Séisme en Indonésie : un évêque voit « les larmes de tristesse se transformer peu à peu en une aube d’espérance »

L’Église catholique est en première ligne des efforts déployés pour venir en aide aux victimes du séisme qui a frappé l’une des îles les plus chrétiennes de l’Indonésie.

L’île indonésienne de Florès a récemment été frappée par un violent séisme de magnitude 7,7 sur l’échelle de Richter. Le tremblement de terre, survenu le 15 août, a fait au moins 70 morts, plus de 1 000 blessés et contraint des dizaines de milliers de personnes à quitter leur foyer.

Indonésie, août 2026 – Dans les zones touchées, l’aide d’urgence s’organise et l’Église participe aux efforts humanitaires.

« Bien que l’Indonésie soit, sur le plan démographique, le plus grand pays musulman du monde, l’île de Florès est l’une des rares régions du vaste archipel où les chrétiens sont majoritaires. Florès est considérée comme l’un des principaux viviers de vocations à la vie religieuse dans tout le pays », explique Marco Bachmann, responsable de projets pour cette région à l’Aide à l’Église en Détresse (AED).

Mgr Siprianus Hormat, évêque de Ruteng, en visite auprès des personnes blessées.

Fidèle à sa mission, l’Église a rapidement réagi et s’est mobilisée pour venir en aide aux victimes de cette catastrophe naturelle. Dans un message vidéo adressé à l’AED, Mgr Siprianus Hormat, évêque de Ruteng, l’un des six diocèses de l’île de Florès, explique : « Par l’intermédiaire des paroisses et des institutions du diocèse, nous avons immédiatement apporté une aide d’urgence aux victimes. Nous avons fourni des tentes aux personnes touchées dans différentes paroisses, installé un point d’accueil pour les patients à l’hôpital régional de Ruteng, recueilli des aides provenant de différentes parties prenantes et mis en place des postes de secours. »

Les diocèses locaux jouent également un rôle majeur dans la collecte d’informations permettant de vérifier les données concernant les victimes, en coordination avec les autorités publiques. Ils participent aussi aux mesures de prévention et, bien entendu, apportent une assistance spirituelle et pastorale aux populations touchées.

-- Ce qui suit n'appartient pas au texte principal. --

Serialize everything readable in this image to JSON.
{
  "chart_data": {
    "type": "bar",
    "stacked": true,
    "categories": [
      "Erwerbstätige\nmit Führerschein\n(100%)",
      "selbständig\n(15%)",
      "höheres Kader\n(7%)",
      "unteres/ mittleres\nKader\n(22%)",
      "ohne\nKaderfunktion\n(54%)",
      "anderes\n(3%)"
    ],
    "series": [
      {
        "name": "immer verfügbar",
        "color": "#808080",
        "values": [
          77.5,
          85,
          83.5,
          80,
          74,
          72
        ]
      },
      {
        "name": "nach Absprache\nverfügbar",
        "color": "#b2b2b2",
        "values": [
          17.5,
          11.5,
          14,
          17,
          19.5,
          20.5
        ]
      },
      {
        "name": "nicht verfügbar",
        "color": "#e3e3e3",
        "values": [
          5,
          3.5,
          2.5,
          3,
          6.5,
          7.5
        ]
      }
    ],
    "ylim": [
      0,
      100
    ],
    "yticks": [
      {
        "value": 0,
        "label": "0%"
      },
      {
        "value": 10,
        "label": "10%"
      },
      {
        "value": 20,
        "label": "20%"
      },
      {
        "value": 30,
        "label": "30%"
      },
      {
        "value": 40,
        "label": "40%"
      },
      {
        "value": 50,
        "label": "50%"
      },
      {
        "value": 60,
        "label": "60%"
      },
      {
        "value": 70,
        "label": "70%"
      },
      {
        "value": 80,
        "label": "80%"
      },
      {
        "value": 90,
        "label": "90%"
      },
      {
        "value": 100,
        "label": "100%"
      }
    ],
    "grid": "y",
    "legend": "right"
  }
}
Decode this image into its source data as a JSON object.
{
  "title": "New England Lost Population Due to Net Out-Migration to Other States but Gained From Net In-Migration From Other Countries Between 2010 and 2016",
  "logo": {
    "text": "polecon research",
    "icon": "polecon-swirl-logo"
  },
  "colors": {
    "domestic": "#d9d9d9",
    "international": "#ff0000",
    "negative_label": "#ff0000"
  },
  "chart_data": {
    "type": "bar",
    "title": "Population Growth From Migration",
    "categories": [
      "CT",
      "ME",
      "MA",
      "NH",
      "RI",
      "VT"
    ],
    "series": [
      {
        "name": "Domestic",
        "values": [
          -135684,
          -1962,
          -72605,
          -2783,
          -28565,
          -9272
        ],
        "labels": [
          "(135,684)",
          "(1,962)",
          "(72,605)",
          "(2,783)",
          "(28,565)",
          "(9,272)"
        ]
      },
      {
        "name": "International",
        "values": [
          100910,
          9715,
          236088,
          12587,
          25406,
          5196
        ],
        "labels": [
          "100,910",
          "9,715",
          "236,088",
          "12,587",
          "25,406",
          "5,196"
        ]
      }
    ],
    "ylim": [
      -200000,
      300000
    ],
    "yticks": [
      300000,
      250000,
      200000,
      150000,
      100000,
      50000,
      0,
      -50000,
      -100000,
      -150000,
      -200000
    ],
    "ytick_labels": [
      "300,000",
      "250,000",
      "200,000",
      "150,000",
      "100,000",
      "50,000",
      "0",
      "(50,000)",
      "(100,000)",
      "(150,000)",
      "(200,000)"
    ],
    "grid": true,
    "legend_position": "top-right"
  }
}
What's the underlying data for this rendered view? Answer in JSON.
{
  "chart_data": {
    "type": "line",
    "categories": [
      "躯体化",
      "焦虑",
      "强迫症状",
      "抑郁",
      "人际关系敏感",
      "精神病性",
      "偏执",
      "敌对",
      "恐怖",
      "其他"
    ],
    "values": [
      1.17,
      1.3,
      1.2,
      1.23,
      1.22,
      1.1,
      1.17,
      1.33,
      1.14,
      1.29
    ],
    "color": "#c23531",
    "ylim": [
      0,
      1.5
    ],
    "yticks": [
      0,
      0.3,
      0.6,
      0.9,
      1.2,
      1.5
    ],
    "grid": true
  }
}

L’AED soutient plusieurs projets dans les diocèses de Florès. Dès qu’elle a appris la nouvelle du terrible séisme, qui a endommagé plusieurs dizaines de milliers d’habitations ainsi qu’au moins 75 églises et chapelles, l’organisation a immédiatement pris contact avec ses partenaires locaux afin d’évaluer les besoins.

À ce jour, l’AED s’est engagée à aider l’Église locale à répondre aux besoins des personnes les plus durement touchées par le séisme.

« L’AED est en contact direct avec les évêques des diocèses les plus affectés par le séisme. Notre œuvre de charité a déjà approuvé une aide en faveur des diocèses de Ruteng et de Labuan Bajo pour la distribution de biens de première nécessité, notamment des vêtements, des médicaments et de la nourriture. Nous sommes également déterminés à soutenir les autres diocèses touchés », précise Marco Bachmann (photo).

« À l’avenir, l’AED évaluera les demandes de reconstruction des églises et, éventuellement, d’autres bâtiments appartenant à l’Église ou à des congrégations religieuses », ajoute-t-il.

« En plus de l’aide matérielle, nous apportons un soutien psychologique à travers des activités d’accompagnement et de guérison des traumatismes, notamment pour les enfants particulièrement affectés », explique l’évêque de Ruteng. « Ces activités impliquent les prêtres diocésains, les religieux et les religieuses. Tout aussi important, le renforcement spirituel passe par des visites pastorales, des messages de soutien et des temps de prière avec les victimes du séisme. »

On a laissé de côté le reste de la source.